Voici une courte pièce d'assez curieuse impression: Il Meriggio (l'heure de midi).
Era un silenzio orrendo, lugùbre: Il piu cupo (profond) che in terra
sia stato mai. Le tombe tutte pareano aperte,
sotto quei cieli. Nulla viveva. Nessuna apparenza
era terrestre, in quella luce infinita eguale.
Entro la sua gran chiostra di boschi il lago raggiava (rayonnait)
sacro, aspettando la promessa vittima.
Ben eri tu, o Sole, a mezzo dei cieli alto, quando
io la promisi! Tutto era silenzio.
Le tout étant d'une lecture assez fatigante je ne puis pas te parler encore d'impression générale.

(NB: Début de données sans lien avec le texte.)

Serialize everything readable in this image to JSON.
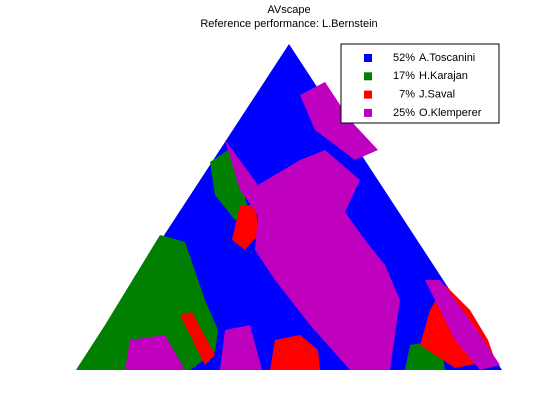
{
  "chart_data": {
    "type": "ternary-map",
    "title": "AVscape",
    "subtitle": "Reference performance: L.Bernstein",
    "categories": [
      "A.Toscanini",
      "H.Karajan",
      "J.Saval",
      "O.Klemperer"
    ],
    "values": [
      52,
      17,
      7,
      25
    ],
    "value_labels": [
      "52%",
      "17%",
      " 7%",
      "25%"
    ],
    "colors": [
      "#0000ff",
      "#007f00",
      "#ff0000",
      "#bf00bf"
    ],
    "legend": "upper right"
  }
}
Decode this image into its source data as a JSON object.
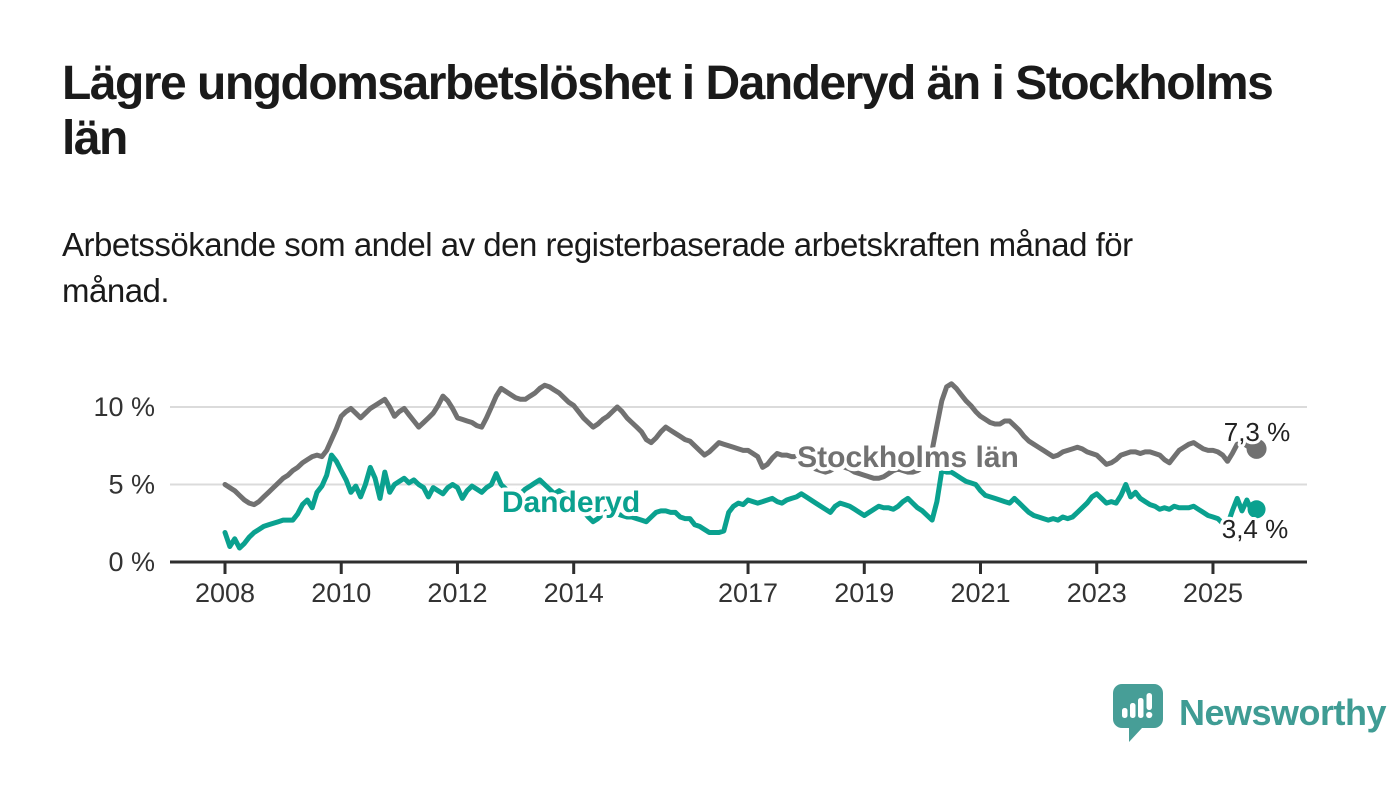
{
  "header": {
    "title": "Lägre ungdomsarbetslöshet i Danderyd än i Stockholms län",
    "subtitle": "Arbetssökande som andel av den registerbaserade arbetskraften månad för månad."
  },
  "chart_data": {
    "type": "line",
    "unit": "percent",
    "frequency": "monthly",
    "x_range": {
      "start": "2008-01",
      "end": "2025-10"
    },
    "x_tick_labels": [
      "2008",
      "2010",
      "2012",
      "2014",
      "2017",
      "2019",
      "2021",
      "2023",
      "2025"
    ],
    "y_ticks": [
      {
        "value": 0,
        "label": "0 %"
      },
      {
        "value": 5,
        "label": "5 %"
      },
      {
        "value": 10,
        "label": "10 %"
      }
    ],
    "ylim": [
      0,
      12
    ],
    "grid": "horizontal",
    "legend": "inline-labels",
    "colors": {
      "axis": "#2e2e2e",
      "gridline": "#dbdbdb",
      "tick_text": "#333333",
      "end_label_text": "#222222"
    },
    "series": [
      {
        "name": "Stockholms län",
        "color": "#717171",
        "end_value_label": "7,3 %",
        "end_value": 7.3,
        "values": [
          5.0,
          4.8,
          4.6,
          4.3,
          4.0,
          3.8,
          3.7,
          3.9,
          4.2,
          4.5,
          4.8,
          5.1,
          5.4,
          5.6,
          5.9,
          6.1,
          6.4,
          6.6,
          6.8,
          6.9,
          6.8,
          7.2,
          7.9,
          8.6,
          9.4,
          9.7,
          9.9,
          9.6,
          9.3,
          9.6,
          9.9,
          10.1,
          10.3,
          10.5,
          10.0,
          9.4,
          9.7,
          9.9,
          9.5,
          9.1,
          8.7,
          9.0,
          9.3,
          9.6,
          10.1,
          10.7,
          10.4,
          9.9,
          9.3,
          9.2,
          9.1,
          9.0,
          8.8,
          8.7,
          9.3,
          10.0,
          10.7,
          11.2,
          11.0,
          10.8,
          10.6,
          10.5,
          10.5,
          10.7,
          10.9,
          11.2,
          11.4,
          11.3,
          11.1,
          10.9,
          10.6,
          10.3,
          10.1,
          9.7,
          9.3,
          9.0,
          8.7,
          8.9,
          9.2,
          9.4,
          9.7,
          10.0,
          9.7,
          9.3,
          9.0,
          8.7,
          8.4,
          7.9,
          7.7,
          8.0,
          8.4,
          8.7,
          8.5,
          8.3,
          8.1,
          7.9,
          7.8,
          7.5,
          7.2,
          6.9,
          7.1,
          7.4,
          7.7,
          7.6,
          7.5,
          7.4,
          7.3,
          7.2,
          7.2,
          7.0,
          6.8,
          6.1,
          6.3,
          6.7,
          7.0,
          6.9,
          6.9,
          6.8,
          6.8,
          6.5,
          6.4,
          6.2,
          6.0,
          5.9,
          5.8,
          5.9,
          6.1,
          6.2,
          6.1,
          6.0,
          5.8,
          5.7,
          5.6,
          5.5,
          5.4,
          5.4,
          5.5,
          5.7,
          5.9,
          6.0,
          5.9,
          5.8,
          5.8,
          5.9,
          6.1,
          6.4,
          7.2,
          8.8,
          10.4,
          11.3,
          11.5,
          11.2,
          10.8,
          10.4,
          10.1,
          9.7,
          9.4,
          9.2,
          9.0,
          8.9,
          8.9,
          9.1,
          9.1,
          8.8,
          8.5,
          8.1,
          7.8,
          7.6,
          7.4,
          7.2,
          7.0,
          6.8,
          6.9,
          7.1,
          7.2,
          7.3,
          7.4,
          7.3,
          7.1,
          7.0,
          6.9,
          6.6,
          6.3,
          6.4,
          6.6,
          6.9,
          7.0,
          7.1,
          7.1,
          7.0,
          7.1,
          7.1,
          7.0,
          6.9,
          6.6,
          6.4,
          6.8,
          7.2,
          7.4,
          7.6,
          7.7,
          7.5,
          7.3,
          7.2,
          7.2,
          7.1,
          6.9,
          6.5,
          7.0,
          7.6,
          7.7,
          7.5,
          7.3,
          7.3
        ]
      },
      {
        "name": "Danderyd",
        "color": "#0aa18f",
        "end_value_label": "3,4 %",
        "end_value": 3.4,
        "values": [
          1.9,
          1.0,
          1.5,
          0.9,
          1.2,
          1.6,
          1.9,
          2.1,
          2.3,
          2.4,
          2.5,
          2.6,
          2.7,
          2.7,
          2.7,
          3.1,
          3.7,
          4.0,
          3.5,
          4.5,
          4.9,
          5.6,
          6.9,
          6.5,
          5.9,
          5.3,
          4.5,
          4.9,
          4.2,
          5.0,
          6.1,
          5.4,
          4.1,
          5.8,
          4.5,
          5.0,
          5.2,
          5.4,
          5.1,
          5.3,
          5.0,
          4.8,
          4.2,
          4.8,
          4.6,
          4.4,
          4.8,
          5.0,
          4.8,
          4.1,
          4.6,
          4.9,
          4.7,
          4.5,
          4.8,
          5.0,
          5.7,
          5.0,
          4.7,
          4.4,
          4.6,
          4.4,
          4.7,
          4.9,
          5.1,
          5.3,
          5.0,
          4.7,
          4.4,
          4.6,
          4.4,
          4.3,
          4.1,
          3.7,
          3.3,
          2.9,
          2.6,
          2.8,
          3.1,
          3.3,
          3.2,
          3.1,
          3.0,
          2.9,
          2.9,
          2.8,
          2.7,
          2.6,
          2.9,
          3.2,
          3.3,
          3.3,
          3.2,
          3.2,
          2.9,
          2.8,
          2.8,
          2.4,
          2.3,
          2.1,
          1.9,
          1.9,
          1.9,
          2.0,
          3.2,
          3.6,
          3.8,
          3.7,
          4.0,
          3.9,
          3.8,
          3.9,
          4.0,
          4.1,
          3.9,
          3.8,
          4.0,
          4.1,
          4.2,
          4.4,
          4.2,
          4.0,
          3.8,
          3.6,
          3.4,
          3.2,
          3.6,
          3.8,
          3.7,
          3.6,
          3.4,
          3.2,
          3.0,
          3.2,
          3.4,
          3.6,
          3.5,
          3.5,
          3.4,
          3.6,
          3.9,
          4.1,
          3.8,
          3.5,
          3.3,
          3.0,
          2.7,
          3.9,
          5.9,
          5.8,
          5.8,
          5.6,
          5.4,
          5.2,
          5.1,
          5.0,
          4.6,
          4.3,
          4.2,
          4.1,
          4.0,
          3.9,
          3.8,
          4.1,
          3.8,
          3.5,
          3.2,
          3.0,
          2.9,
          2.8,
          2.7,
          2.8,
          2.7,
          2.9,
          2.8,
          2.9,
          3.2,
          3.5,
          3.8,
          4.2,
          4.4,
          4.1,
          3.8,
          3.9,
          3.8,
          4.3,
          5.0,
          4.2,
          4.5,
          4.1,
          3.9,
          3.7,
          3.6,
          3.4,
          3.5,
          3.4,
          3.6,
          3.5,
          3.5,
          3.5,
          3.6,
          3.4,
          3.2,
          3.0,
          2.9,
          2.8,
          2.5,
          2.4,
          3.3,
          4.1,
          3.3,
          4.0,
          3.3,
          3.4
        ]
      }
    ]
  },
  "footer": {
    "brand": "Newsworthy",
    "brand_color": "#3f9c94",
    "logo_bubble_color": "#479e97"
  }
}
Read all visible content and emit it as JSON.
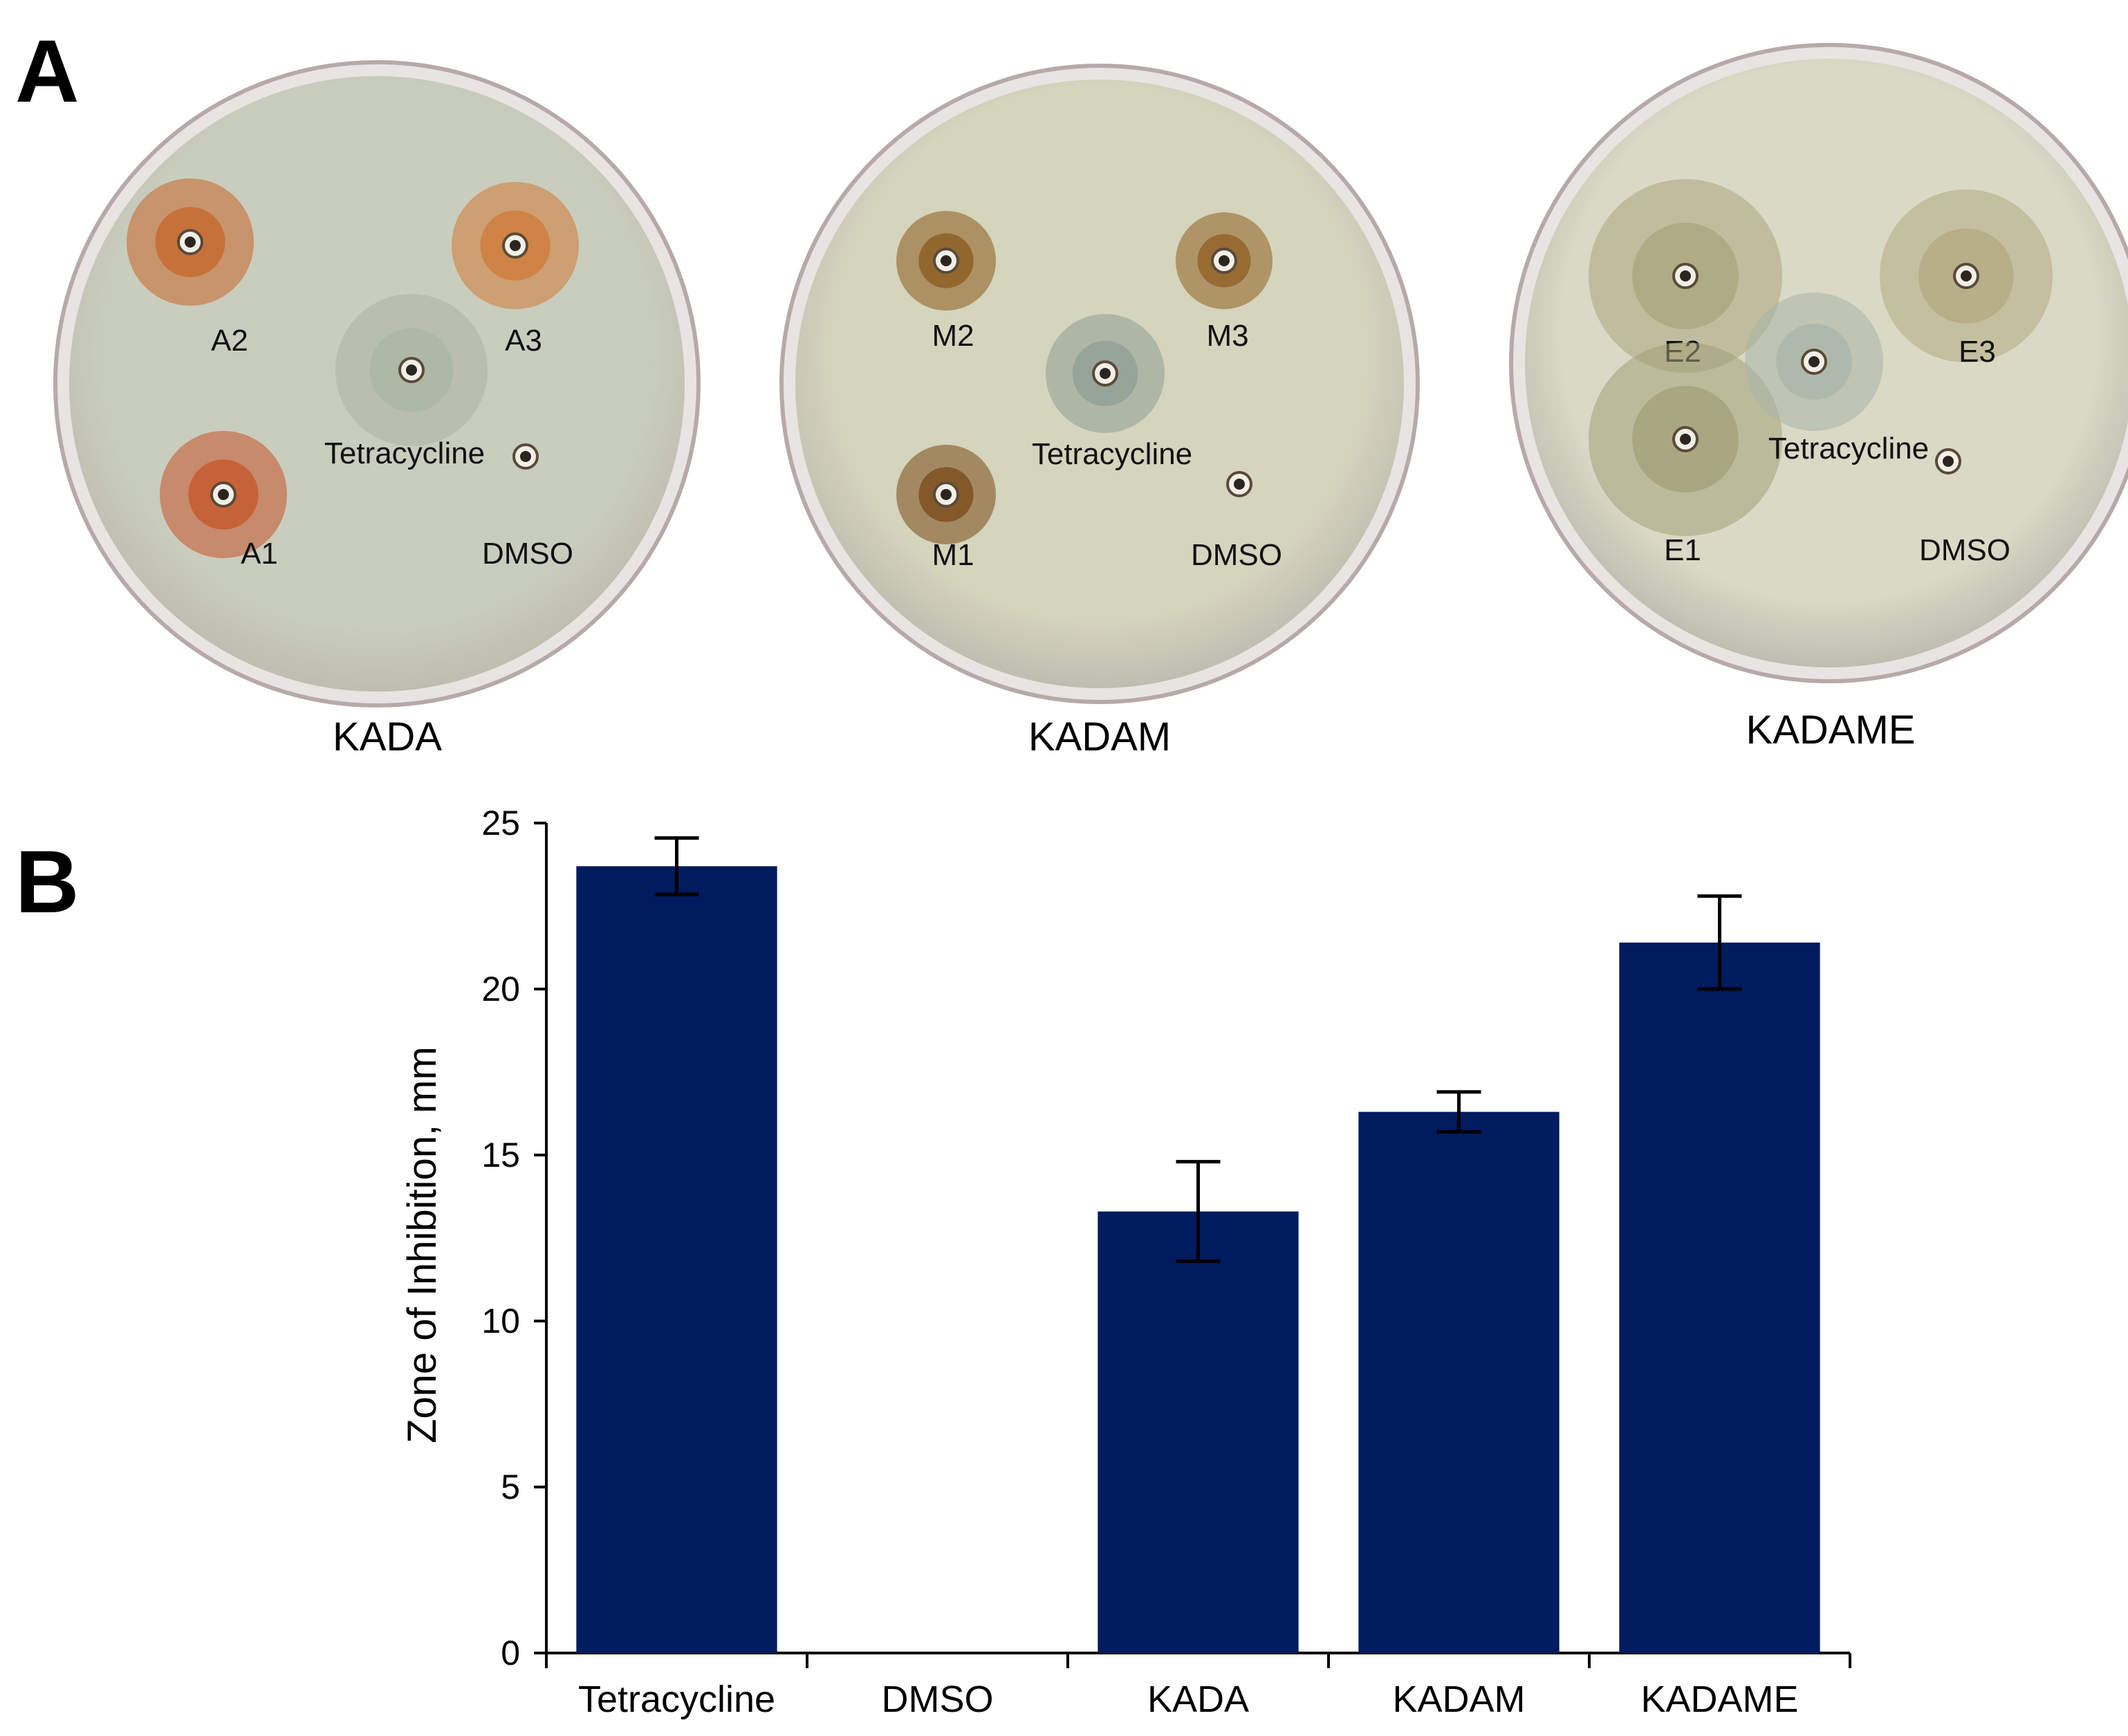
{
  "panels": {
    "a": "A",
    "b": "B"
  },
  "plates": [
    {
      "caption": "KADA",
      "agar": "#c9cdbd",
      "wells": [
        {
          "label": "A2",
          "halo": "#c7662a"
        },
        {
          "label": "A3",
          "halo": "#cf7a35"
        },
        {
          "label": "A1",
          "halo": "#c5542a"
        },
        {
          "label": "Tetracycline",
          "halo": "#a9b5a2"
        },
        {
          "label": "DMSO",
          "halo": ""
        }
      ]
    },
    {
      "caption": "KADAM",
      "agar": "#d5d4bd",
      "wells": [
        {
          "label": "M2",
          "halo": "#8a5a1c"
        },
        {
          "label": "M3",
          "halo": "#8f5e20"
        },
        {
          "label": "M1",
          "halo": "#7a4a18"
        },
        {
          "label": "Tetracycline",
          "halo": "#8e9e94"
        },
        {
          "label": "DMSO",
          "halo": ""
        }
      ]
    },
    {
      "caption": "KADAME",
      "agar": "#d9d9c6",
      "wells": [
        {
          "label": "E2",
          "halo": "#a9a57c"
        },
        {
          "label": "E3",
          "halo": "#b3aa80"
        },
        {
          "label": "E1",
          "halo": "#a3a078"
        },
        {
          "label": "Tetracycline",
          "halo": "#aab4a8"
        },
        {
          "label": "DMSO",
          "halo": ""
        }
      ]
    }
  ],
  "chart_data": {
    "type": "bar",
    "categories": [
      "Tetracycline",
      "DMSO",
      "KADA",
      "KADAM",
      "KADAME"
    ],
    "values": [
      23.7,
      0,
      13.3,
      16.3,
      21.4
    ],
    "errors": [
      0.85,
      0,
      1.5,
      0.6,
      1.4
    ],
    "title": "",
    "xlabel": "",
    "ylabel": "Zone of Inhibition, mm",
    "ylim": [
      0,
      25
    ],
    "yticks": [
      0,
      5,
      10,
      15,
      20,
      25
    ],
    "grid": false,
    "bar_color": "#001b5e"
  }
}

A plus tard donc les suites de mes considérations sur la littérature italienne moderne, laquelle commence à me décourager!
[5]
— Quoi de neuf à Bruxelles?
Mon frère me parle d'une troupe allemande qui est venue donner des représentations, entre autres de Heimat de
Südermann.
[5] Connais-tu la pièce? Elle me semble intéressante d'après du moins ce que
Georges m'en dit.
J'ai été promener ce matin à la campagne: le soleil s'était enfin voilé & j'ai pu sortir de Bologne. L'air était chaud, pesant, immobile, avec des vapeurs basses qui descendaient sur les montagnes. Il fait tout-à-fait estival. C'est partout un merveilleux entrelacement de fleurs parmi les branches vertes. J'en devenais presque idyllique & j'ai écouté avec délices "le doux gazouillis des oiseaux" qui est une bien curieuse trame de cris discordants. Comme le véritable printemps est différent de toutes les sottes descriptions qu'on nous en fait lire dans les athénées & autres lieux innomables. Rien à dire, nous avons redécouvert la nature dans ce siècle.
— Bologne a chaud & boit des bibite gazose dans tous les édicules qui semblent être sortis des pavés dès que la chaleur est venue. On fêtera ici également le 1er mai. Les bons bourgois ont peur, bien qu'il n'y ait pas le moindre désordre à craindre. En dehors de cela peu d'évènements: on va donner prochainement i Pagliacci opéra de Leoncavallo[,] un émule de Mascagni — & il y a au Brunetti une actrice napolitaine qui chante très mal mais qui est une superbe femme. Voilà à quoi se réduisent les spectacles intellectuels de Bologne.
Là-dessus, vieux zig, je te serre cordialement les pattes et vais me coucher très paresseusement. Il est onze heures & j'ai passé ma journée à écrire des lettres. Je vais à présent dormir sur mes lauriers. J'espère bien que nulle de nos épistoles ne se perdra plus en route. Bonsoir, je t'embrasse fraternellement.